Station | Ch | Audio format |
Audio bitrate (kbps) |
Video resolution |
Average video bitrate (Mbps) |
---|---|---|---|---|---|
ABC1 | 2 | MPEG2 | 256 | 720 x 576i | 5.12 |
ABC2 / ABC4 | 22 | MPEG2 | 256 | 720 x 576i | 3.96 |
ABC3 | 23 | MPEG2 | 256 | 720 x 576i | 4.15 |
ABC News 24 | 24 | DD 2.0 | 256 | 1280 x 720p | 8.36 |
SBS ONE | 3 | MPEG2 | 192 | 720 x 576i | 4.53 |
SBS HD | 30 | MPEG2 | 192 | 1280 x 720p | 9.27 |
SBS TWO | 32 | MPEG2 | 192 | 720 x 576i | 3.85 |
SC10 Canberra | 5 | MPEG2 | 256 | 720 x 576i | 5.14 |
One Canberra | 50 | DD 2.0 | 448 | 1440 x 1080i | 11.46 |
ELEVEN | 55 | MPEG2 | 256 | 720 x 576i | 4.18 |
PRIME7 Canberra | 6 | MPEG2 | 256 | 720 x 576i | 4.70 |
7TWO Canberra | 62 | MPEG2 | 256 | 720 x 576i | 4.74 |
7mate Canberra | 63 | DD 2.0 | 256 | 1440 x 1080i | 8.59 |
4ME | 64 | MPEG2 | 128 | 544 x 576i | 2.72 |
WIN Canberra | 8 | MPEG2 | 384 | 720 x 576i | 4.69 |
GEM Canberra | 80 | DD 2.0 | 448 | 1440 x 1080i | 8.22 |
GOLD | 84 | MPEG2 | 192 | 480 x 576i | 1.46 |
GO! Canberra | 88 | MPEG2 | 384 | 720 x 576i | 4.22 |
Things to note:
- Several of the stations have changed their text names, usually just a little (‘Canberra GO’ is now ‘GO! Canberra’ for example)
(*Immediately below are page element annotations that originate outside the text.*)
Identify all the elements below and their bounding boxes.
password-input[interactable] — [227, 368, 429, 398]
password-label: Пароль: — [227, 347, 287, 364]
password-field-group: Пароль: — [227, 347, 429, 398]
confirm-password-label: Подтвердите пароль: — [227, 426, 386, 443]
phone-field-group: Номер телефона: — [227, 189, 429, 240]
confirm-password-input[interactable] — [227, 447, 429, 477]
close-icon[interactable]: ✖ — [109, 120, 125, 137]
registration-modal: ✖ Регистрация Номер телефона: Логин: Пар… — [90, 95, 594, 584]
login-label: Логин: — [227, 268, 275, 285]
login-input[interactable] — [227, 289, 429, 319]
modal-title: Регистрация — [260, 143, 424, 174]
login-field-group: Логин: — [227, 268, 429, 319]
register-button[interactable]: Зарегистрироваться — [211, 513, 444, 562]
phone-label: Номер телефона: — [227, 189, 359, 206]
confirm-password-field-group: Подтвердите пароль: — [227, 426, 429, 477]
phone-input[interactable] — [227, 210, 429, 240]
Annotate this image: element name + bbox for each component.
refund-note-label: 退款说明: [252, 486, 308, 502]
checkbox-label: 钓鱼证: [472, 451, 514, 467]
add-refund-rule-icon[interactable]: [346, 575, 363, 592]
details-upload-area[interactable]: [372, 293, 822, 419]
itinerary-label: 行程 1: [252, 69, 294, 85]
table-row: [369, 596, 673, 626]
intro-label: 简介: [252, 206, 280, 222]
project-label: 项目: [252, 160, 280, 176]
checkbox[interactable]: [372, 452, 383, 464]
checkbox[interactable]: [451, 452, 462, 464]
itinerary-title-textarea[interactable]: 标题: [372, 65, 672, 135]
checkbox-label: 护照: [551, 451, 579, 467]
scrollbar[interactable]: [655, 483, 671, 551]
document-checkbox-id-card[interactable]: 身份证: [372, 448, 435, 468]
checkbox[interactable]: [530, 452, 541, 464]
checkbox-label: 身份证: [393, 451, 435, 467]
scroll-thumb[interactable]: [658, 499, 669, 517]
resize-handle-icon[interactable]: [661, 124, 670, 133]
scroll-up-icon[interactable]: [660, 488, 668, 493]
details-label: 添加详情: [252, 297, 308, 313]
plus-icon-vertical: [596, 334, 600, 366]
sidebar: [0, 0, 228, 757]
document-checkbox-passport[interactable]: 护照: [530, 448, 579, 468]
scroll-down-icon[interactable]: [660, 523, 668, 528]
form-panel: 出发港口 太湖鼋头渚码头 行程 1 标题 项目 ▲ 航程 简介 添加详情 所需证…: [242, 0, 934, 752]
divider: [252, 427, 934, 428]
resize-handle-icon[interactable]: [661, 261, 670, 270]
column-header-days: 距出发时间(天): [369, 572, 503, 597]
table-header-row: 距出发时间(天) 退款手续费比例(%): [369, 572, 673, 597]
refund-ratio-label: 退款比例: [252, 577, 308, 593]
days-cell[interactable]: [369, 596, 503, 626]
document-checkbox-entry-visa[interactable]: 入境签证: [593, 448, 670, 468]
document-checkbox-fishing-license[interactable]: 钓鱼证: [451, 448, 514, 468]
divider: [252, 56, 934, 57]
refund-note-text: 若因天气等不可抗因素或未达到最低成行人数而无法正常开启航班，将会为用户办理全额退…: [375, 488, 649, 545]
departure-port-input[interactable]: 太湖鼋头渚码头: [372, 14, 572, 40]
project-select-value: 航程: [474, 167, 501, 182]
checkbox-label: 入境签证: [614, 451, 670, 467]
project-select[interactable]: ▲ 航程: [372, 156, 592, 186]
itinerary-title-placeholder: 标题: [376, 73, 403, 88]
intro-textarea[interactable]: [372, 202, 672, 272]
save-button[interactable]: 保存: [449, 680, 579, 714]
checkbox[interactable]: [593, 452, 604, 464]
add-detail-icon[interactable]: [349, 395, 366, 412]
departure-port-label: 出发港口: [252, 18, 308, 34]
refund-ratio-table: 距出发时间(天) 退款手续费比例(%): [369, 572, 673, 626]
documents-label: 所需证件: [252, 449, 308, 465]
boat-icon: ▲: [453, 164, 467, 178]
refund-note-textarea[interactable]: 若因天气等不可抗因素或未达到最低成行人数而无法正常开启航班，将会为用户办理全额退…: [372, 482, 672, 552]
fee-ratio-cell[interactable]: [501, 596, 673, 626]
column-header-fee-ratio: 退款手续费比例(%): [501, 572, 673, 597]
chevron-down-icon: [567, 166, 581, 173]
- If you can believe the last table I did, then Prime has made significant technical changes to its advertising channel, 64. It has changed the display resolution from 720 x 576 to 544 x 576. Actually, I hadn’t realised that 544 is a valid horizontal resolution. Presumably Prime reckons that reducing the number of pixels by nearly 25% yields benefits in terms of reduced compression artefacts. It has also halved the audio bitrate to 128kbps, which is a sensible move since it will make little difference to the sound but those few extra bits might make a slight improvement to the video.
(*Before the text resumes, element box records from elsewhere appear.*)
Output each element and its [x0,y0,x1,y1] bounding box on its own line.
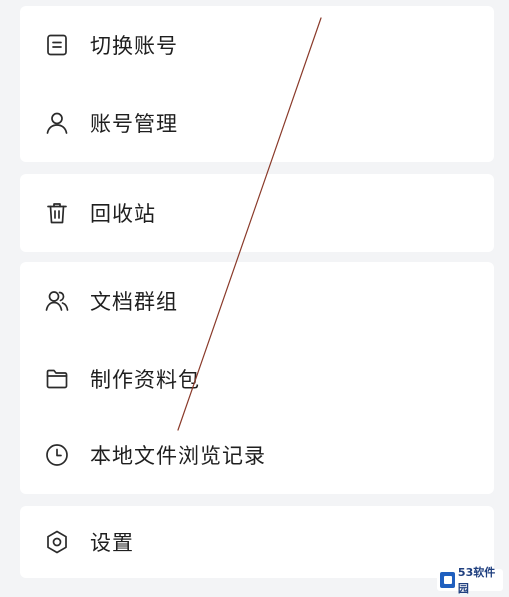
switch-account-item[interactable]: 切换账号 [20,6,494,84]
watermark-icon [440,572,455,588]
local-history-label: 本地文件浏览记录 [90,444,266,468]
folder-icon [46,369,68,389]
local-history-item[interactable]: 本地文件浏览记录 [20,416,494,494]
settings-card: 设置 [20,506,494,578]
recycle-bin-item[interactable]: 回收站 [20,174,494,252]
doc-groups-label: 文档群组 [90,290,178,314]
watermark-logo: 53软件园 [437,566,503,595]
watermark-text: 53软件园 [457,566,496,595]
group-users-icon [45,291,69,311]
settings-item[interactable]: 设置 [20,506,494,578]
docs-card: 文档群组 制作资料包 本地文件浏览记录 [20,262,494,494]
trash-icon [47,203,67,224]
clock-icon [46,444,68,466]
make-package-item[interactable]: 制作资料包 [20,340,494,418]
account-manage-item[interactable]: 账号管理 [20,84,494,162]
settings-label: 设置 [90,531,134,555]
recycle-card: 回收站 [20,174,494,252]
settings-hexagon-icon [47,530,67,554]
switch-account-label: 切换账号 [90,34,178,58]
user-icon [46,112,68,134]
recycle-bin-label: 回收站 [90,202,156,226]
account-manage-label: 账号管理 [90,112,178,136]
make-package-label: 制作资料包 [90,368,200,392]
doc-groups-item[interactable]: 文档群组 [20,262,494,340]
document-list-icon [47,34,67,56]
account-card: 切换账号 账号管理 [20,6,494,162]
- The new station GOLD has an incredibly low video bitrate of less than 1.5Mbps! Again, the pixels have been reduced, with this one to 480 x 576, a full third below the norm. WIN has given it an audio bitrate of 192kbps, which is still a bit much, really. When you’re at video bitrates this low, even an extra 0.064Mbps could help.
- WIN still wastes lots of bits on audio for all its stations: 384kbps for the two SD ones and 448kbps for its HD station. Bringing the SD ones down to 192kbps would bring them into line with the bulk of 2.0 audio on DVD, and given that the HD is rarely if ever in 5.1 mode, 448kbps is a bit over the top.
- Southern Cross Capital (the 5* stations) and Prime (6*) seem to have a basically fixed bitrate for each of their channels, while the others seem to shift bits between channels, presumably according to need. The most extreme is ABC, which seems to boost the other channels (2, 22 & 24) overnight after its Kids Channel (23) shuts up. Oddly, it still uses a rather hefty 2Mbps for broadcasting a static panel on 23.
- The winner for HD bitrate — by a long, long margin — is One Canberra at 11.91Mbps. The next highest is SBS HD, a 720p station, with its routinely poor, upscaled SD. The other HD stations are around 8.5Mbps.
- The winner for SD bitrate is SC10 Canberra, closely followed by ABC1. But while SC10 was 5.14Mbps on all three clips, ABC1 was widely varied: 5.74, 5.05 and 4.57Mbps.